Perché l'Amore, in fondo, è un trasformista: quando si presenta in forma di truce dittatore, pare prometterci la libertà della passione univoca e perenne («ti amerò per sempre»); e quando, per contro, assume i connotati del pifferaio magico, ci getta nel burrone della norma («basta, torno da mia moglie» o «da mio marito»). Jean-Paul Sartre e Simone de Beauvoir, fa notare Bruckner, sono il paradigma del paradosso amoroso. Aperti a tutto e chiusi in se stessi, avventurosi e grigi, cinici e fedeli. Un colpo al cerchio dell'anticonvenzione sociale e uno alla botte del tran tran domestico. Rainer Maria Rilke, che era di tutt'altra pasta rispetto a quei due, poeticamente pervenne alla stessa conclusione quando scrisse, con perfetta sintesi, che «essere amato è svanire, amare è durare». Cioè, se «io» amo svanisco nell'Amore che provo, mi ci annullo, ma se invece amano «me» continuo a vivere. Per questo, due continua a essere il numero perfetto: con una mano dare, con l'altra prendere.

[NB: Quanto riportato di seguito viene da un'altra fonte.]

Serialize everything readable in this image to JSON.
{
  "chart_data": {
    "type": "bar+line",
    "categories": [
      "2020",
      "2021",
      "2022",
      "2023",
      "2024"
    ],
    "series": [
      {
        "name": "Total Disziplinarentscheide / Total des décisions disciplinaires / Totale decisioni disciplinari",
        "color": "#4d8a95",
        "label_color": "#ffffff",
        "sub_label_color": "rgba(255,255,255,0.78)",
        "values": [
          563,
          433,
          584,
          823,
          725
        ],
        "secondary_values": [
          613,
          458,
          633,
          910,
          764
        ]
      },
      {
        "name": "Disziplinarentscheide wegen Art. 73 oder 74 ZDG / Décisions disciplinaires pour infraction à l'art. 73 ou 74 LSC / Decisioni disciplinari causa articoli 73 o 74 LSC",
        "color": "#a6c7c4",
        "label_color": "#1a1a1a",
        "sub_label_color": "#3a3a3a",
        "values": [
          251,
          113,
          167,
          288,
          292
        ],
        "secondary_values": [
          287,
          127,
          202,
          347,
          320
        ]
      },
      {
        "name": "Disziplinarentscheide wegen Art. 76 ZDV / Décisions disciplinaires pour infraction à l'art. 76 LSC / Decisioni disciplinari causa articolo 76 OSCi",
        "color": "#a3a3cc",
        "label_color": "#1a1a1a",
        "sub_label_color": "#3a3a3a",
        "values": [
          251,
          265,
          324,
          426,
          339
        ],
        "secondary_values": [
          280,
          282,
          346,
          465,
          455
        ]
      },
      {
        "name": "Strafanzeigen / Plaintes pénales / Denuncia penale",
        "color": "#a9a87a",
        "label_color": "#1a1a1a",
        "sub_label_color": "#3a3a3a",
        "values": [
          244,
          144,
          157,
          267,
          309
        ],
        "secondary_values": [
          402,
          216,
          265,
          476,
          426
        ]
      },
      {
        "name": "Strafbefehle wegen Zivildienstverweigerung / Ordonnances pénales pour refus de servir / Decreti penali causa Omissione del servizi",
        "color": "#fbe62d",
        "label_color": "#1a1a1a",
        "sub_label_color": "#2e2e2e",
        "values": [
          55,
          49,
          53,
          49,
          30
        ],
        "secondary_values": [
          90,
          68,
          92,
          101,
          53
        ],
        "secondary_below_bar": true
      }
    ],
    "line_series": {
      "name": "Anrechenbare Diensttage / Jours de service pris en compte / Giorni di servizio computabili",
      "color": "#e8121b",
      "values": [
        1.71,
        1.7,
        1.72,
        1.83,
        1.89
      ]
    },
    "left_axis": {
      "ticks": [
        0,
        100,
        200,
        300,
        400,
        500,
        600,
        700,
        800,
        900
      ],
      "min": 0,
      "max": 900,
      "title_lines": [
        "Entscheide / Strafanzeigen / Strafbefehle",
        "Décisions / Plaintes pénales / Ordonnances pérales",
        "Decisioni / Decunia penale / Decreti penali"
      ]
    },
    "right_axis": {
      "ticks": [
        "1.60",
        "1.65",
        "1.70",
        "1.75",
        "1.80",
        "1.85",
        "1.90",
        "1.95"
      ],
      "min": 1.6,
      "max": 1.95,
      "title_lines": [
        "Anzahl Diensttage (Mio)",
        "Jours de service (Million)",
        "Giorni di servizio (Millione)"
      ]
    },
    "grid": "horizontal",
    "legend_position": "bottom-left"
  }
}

Il patto di mutua assistenza, tuttavia, regge soltanto se corroborato dalla reciproca onestà (intellettuale, affettiva, carnale...).

Altrimenti, ecco che François de La Rochefoucauld, seduto in salotto fra «lui» che guarda una partita alla tv pensando alla collega carina e «lei» che sfoglia una rivista pensando all'idraulico simpatico, alza il suo ditino ingioiellato e li ammonisce: «Lo sforzo che si fa per restar fedele a chi si ama non vale molto di più di un'infedeltà».